The banned drug is President Trump’s recommended hydroxychloroquine, the merits of which have been extensively covered in our pages by Rebecca Weisser. (Rebecca also writes again this week about ivermectin, the potential Aussie wonder drug for preventing Covid.) Increasingly, around the world evidence is mounting that hydroxychloroquine is a life-saver when used correctly: early and as a prophylaxis. One recent study from Switzerland suggests that deaths spiked dramatically during the two weeks that the Swiss briefly banned hydroxychloroquine for Covid before abruptly re-instating it. The reason for the banning and unbanning was a study in the Lancet claiming the drug killed which was embarrassingly withdrawn two weeks later when the study was exposed as fraudulent.

Nonetheless, Victoria and Queensland continue to ban the drug, with federal chief medical officer Paul Kelly proclaiming somewhat bizarrely when questioned about the drug, ‘The jury is out… it doesn’t work’.

Banning a drug simply because you believe it does not work, as opposed to because it has been proven to be dangerous, is asinine at best, but typical of an authoritarian ‘we know best’ mentality. And oh what a surprise that it also happens to be the drug touted by Mr Trump.
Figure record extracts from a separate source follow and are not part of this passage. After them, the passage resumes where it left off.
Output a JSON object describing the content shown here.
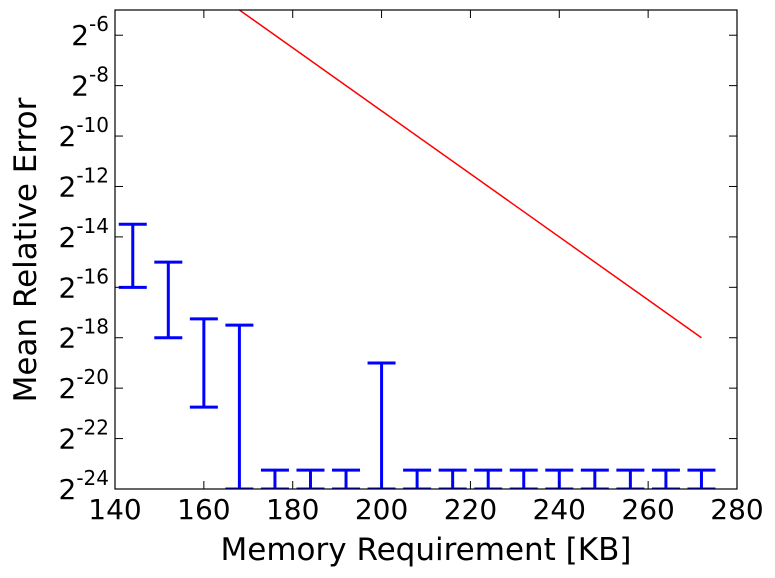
{
  "chart_data": {
    "type": "errorbar",
    "xlabel": "Memory Requirement [KB]",
    "ylabel": "Mean Relative Error",
    "xlim": [
      140,
      280
    ],
    "xticks": [
      140,
      160,
      180,
      200,
      220,
      240,
      260,
      280
    ],
    "ylim": [
      5.960464477539063e-08,
      0.03125
    ],
    "yscale": "log",
    "log_base": 2,
    "yticks": [
      {
        "value": 5.960464477539063e-08,
        "label": "2^-24"
      },
      {
        "value": 2.384185791015625e-07,
        "label": "2^-22"
      },
      {
        "value": 9.5367431640625e-07,
        "label": "2^-20"
      },
      {
        "value": 3.814697265625e-06,
        "label": "2^-18"
      },
      {
        "value": 1.52587890625e-05,
        "label": "2^-16"
      },
      {
        "value": 6.103515625e-05,
        "label": "2^-14"
      },
      {
        "value": 0.000244140625,
        "label": "2^-12"
      },
      {
        "value": 0.0009765625,
        "label": "2^-10"
      },
      {
        "value": 0.00390625,
        "label": "2^-8"
      },
      {
        "value": 0.015625,
        "label": "2^-6"
      }
    ],
    "errorbars": {
      "color": "#0000ff",
      "x": [
        144,
        152,
        160,
        168,
        176,
        184,
        192,
        200,
        208,
        216,
        224,
        232,
        240,
        248,
        256,
        264,
        272
      ],
      "high": [
        8.632e-05,
        3.0518e-05,
        6.415e-06,
        5.394e-06,
        1.0024e-07,
        1.0024e-07,
        1.0024e-07,
        1.9073e-06,
        1.0024e-07,
        1.0024e-07,
        1.0024e-07,
        1.0024e-07,
        1.0024e-07,
        1.0024e-07,
        1.0024e-07,
        1.0024e-07,
        1.0024e-07
      ],
      "low": [
        1.5259e-05,
        3.815e-06,
        5.671e-07,
        5.96e-08,
        5.96e-08,
        5.96e-08,
        5.96e-08,
        5.96e-08,
        5.96e-08,
        5.96e-08,
        5.96e-08,
        5.96e-08,
        5.96e-08,
        5.96e-08,
        5.96e-08,
        5.96e-08,
        5.96e-08
      ]
    },
    "line": {
      "color": "#ff0000",
      "x": [
        168,
        272
      ],
      "values": [
        0.03125,
        3.814697265625e-06
      ]
    }
  }
}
As for lockdowns, time will no doubt tell, but the evidence continues to suggest that not only do lockdowns frequently not achieve their desired results, but they can also, if one UK study is correct, cause an additional death count beyond the virus itself. According to the UK Telegraph last week, ‘The UK lockdown killed two people for every three whose deaths had been caused by coronavirus… new Government figures suggest. The estimates show that 16,000 people had died through missed medical care by May 1, while coronavirus killed 25,000 in the same period.’

What is particularly galling is that this potential danger of patients missing out on preventative medical treatment and diagnoses due to excessive restrictions was widely foreseen by many commentators at the time of the first wave of national lockdowns, yet seems to have given the Andrews government no pause for thought as they ploughed ahead with their latest Stasi-like set of rules. And that’s before we get to the equally distressing matter of the obscene violation of individuals’ rights the Victorian government has blithely unleashed. Video footage that appeared online this week showed an overly-zealous Victorian policeman putting a non-mask-wearing woman into a vice-like chokehold before throwing her to the ground.

This is the inevitable result of imposing rather than simply recommending public health measures and educating the public about masks or social distancing. Recommend them and the majority of Australians will ‘do the right thing’. Mandate them and you then require heavy policing which will only encourage unrest and undue distress with unintended consequences.

Finally, it increasingly appears that no-lockdown Sweden did indeed choose the correct path in its laissez-faire approach to the virus; the economy is largely intact and the spread of the virus has largely halted. The Swedish fatality rate is on a par with many countries that did impose lockdowns.

Perhaps this time around the Berejiklian government will be brave and smart enough to simply trust the electorate. A full page newspaper letter from the premier to her citizens ran recently thanking them for their co-operation during the corona crisis. This is a far more sensible approach than the heavy hand of Dan Andrews (whose despotic precursors are discussed by William Poulos this week.)

We urge Gladys to set a much-needed example to the rest of the nation. Trusting your voters, rather than threatening them with metaphorical choke-holds, should be the Liberal-National way.